I've said above that I felt the best way to implement single-table was probably via a single context with a base record of optional fields and application-layer mapping code. However, I acknowledge that there’s a lot of boilerplate there that’s avoidable with the right single-table abstraction. I'd like to understand a bit more about how people use single table in practice to see if/how this could be done.

Note I don't think the library should necessarily support all possible single-table approaches, imo the goal should be an opinionated single-table implementation that allows devs to get a solution up & running quickly.

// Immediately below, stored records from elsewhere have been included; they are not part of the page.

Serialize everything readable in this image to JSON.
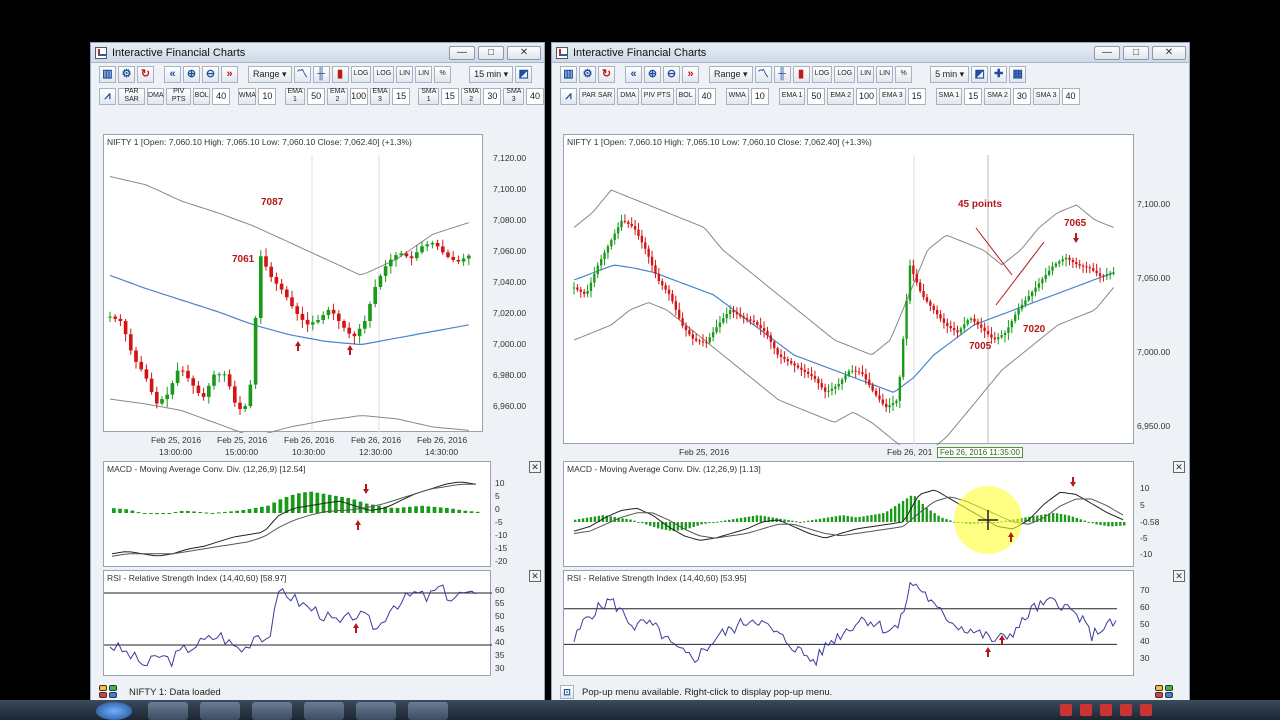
{
  "window_title": "Interactive Financial Charts",
  "window_buttons": {
    "minimize": "—",
    "maximize": "□",
    "close": "✕"
  },
  "toolbar1_left": {
    "range": "Range",
    "interval": "15 min"
  },
  "toolbar1_right": {
    "range": "Range",
    "interval": "5 min"
  },
  "toolbar_labels": {
    "log": "LOG",
    "lin": "LIN",
    "pct": "%"
  },
  "toolbar2": {
    "par_sar": "PAR SAR",
    "dma": "DMA",
    "piv_pts": "PIV PTS",
    "bol": "BOL",
    "bol_val": "40",
    "wma": "WMA",
    "wma_val": "10",
    "ema1": "EMA 1",
    "ema1_val": "50",
    "ema2": "EMA 2",
    "ema2_val": "100",
    "ema3": "EMA 3",
    "ema3_val": "15",
    "sma1": "SMA 1",
    "sma1_val": "15",
    "sma2": "SMA 2",
    "sma2_val": "30",
    "sma3": "SMA 3",
    "sma3_val": "40"
  },
  "left": {
    "price_label": "NIFTY 1 [Open: 7,060.10  High: 7,065.10  Low: 7,060.10  Close: 7,062.40] (+1.3%)",
    "price_yticks": [
      "7,120.00",
      "7,100.00",
      "7,080.00",
      "7,060.00",
      "7,040.00",
      "7,020.00",
      "7,000.00",
      "6,980.00",
      "6,960.00"
    ],
    "xticks_date": [
      "Feb 25, 2016",
      "Feb 25, 2016",
      "Feb 26, 2016",
      "Feb 26, 2016",
      "Feb 26, 2016"
    ],
    "xticks_time": [
      "13:00:00",
      "15:00:00",
      "10:30:00",
      "12:30:00",
      "14:30:00"
    ],
    "annotations": {
      "a7087": "7087",
      "a7061": "7061"
    },
    "macd_label": "MACD - Moving Average Conv. Div. (12,26,9) [12.54]",
    "macd_yticks": [
      "10",
      "5",
      "0",
      "-5",
      "-10",
      "-15",
      "-20"
    ],
    "rsi_label": "RSI - Relative Strength Index (14,40,60) [58.97]",
    "rsi_yticks": [
      "60",
      "55",
      "50",
      "45",
      "40",
      "35",
      "30"
    ],
    "status": "NIFTY 1: Data loaded"
  },
  "right": {
    "price_label": "NIFTY 1 [Open: 7,060.10  High: 7,065.10  Low: 7,060.10  Close: 7,062.40] (+1.3%)",
    "price_yticks": [
      "7,100.00",
      "7,050.00",
      "7,000.00",
      "6,950.00"
    ],
    "xticks_date": [
      "Feb 25, 2016",
      "Feb 26, 201"
    ],
    "crosshair_label": "Feb 26, 2016 11:35:00",
    "annotations": {
      "a45": "45 points",
      "a7065": "7065",
      "a7020": "7020",
      "a7005": "7005"
    },
    "macd_label": "MACD - Moving Average Conv. Div. (12,26,9) [1.13]",
    "macd_yticks": [
      "10",
      "5",
      "-0.58",
      "-5",
      "-10"
    ],
    "rsi_label": "RSI - Relative Strength Index (14,40,60) [53.95]",
    "rsi_yticks": [
      "70",
      "60",
      "50",
      "40",
      "30"
    ],
    "status": "Pop-up menu available. Right-click to display pop-up menu."
  },
  "colors": {
    "up": "#1a9a1a",
    "down": "#d41414",
    "band": "#888888",
    "ma": "#4a86c8",
    "macd": "#222222",
    "rsi": "#3a3aa0",
    "annotation": "#b51818"
  }
}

So some of the questions we'll need to answer (somehow) are:

What key structures are typically used?
How are discriminators implemented - I'm guessing these are predominantly part of a composite hash key? Are they always strings?
How many different record types would you typically see in a single table? What is the max number that can/should be sensibly supported
What query patterns are generally used - are they nearly always just Gets, or are LSIs/GSIs frequently used for single-record queries
Are multi-record queries/scans ever done, or are they always fetched separately?

If there are any good resources out there for designing single-tables, or publicly available real-world implementations, would be great to see them.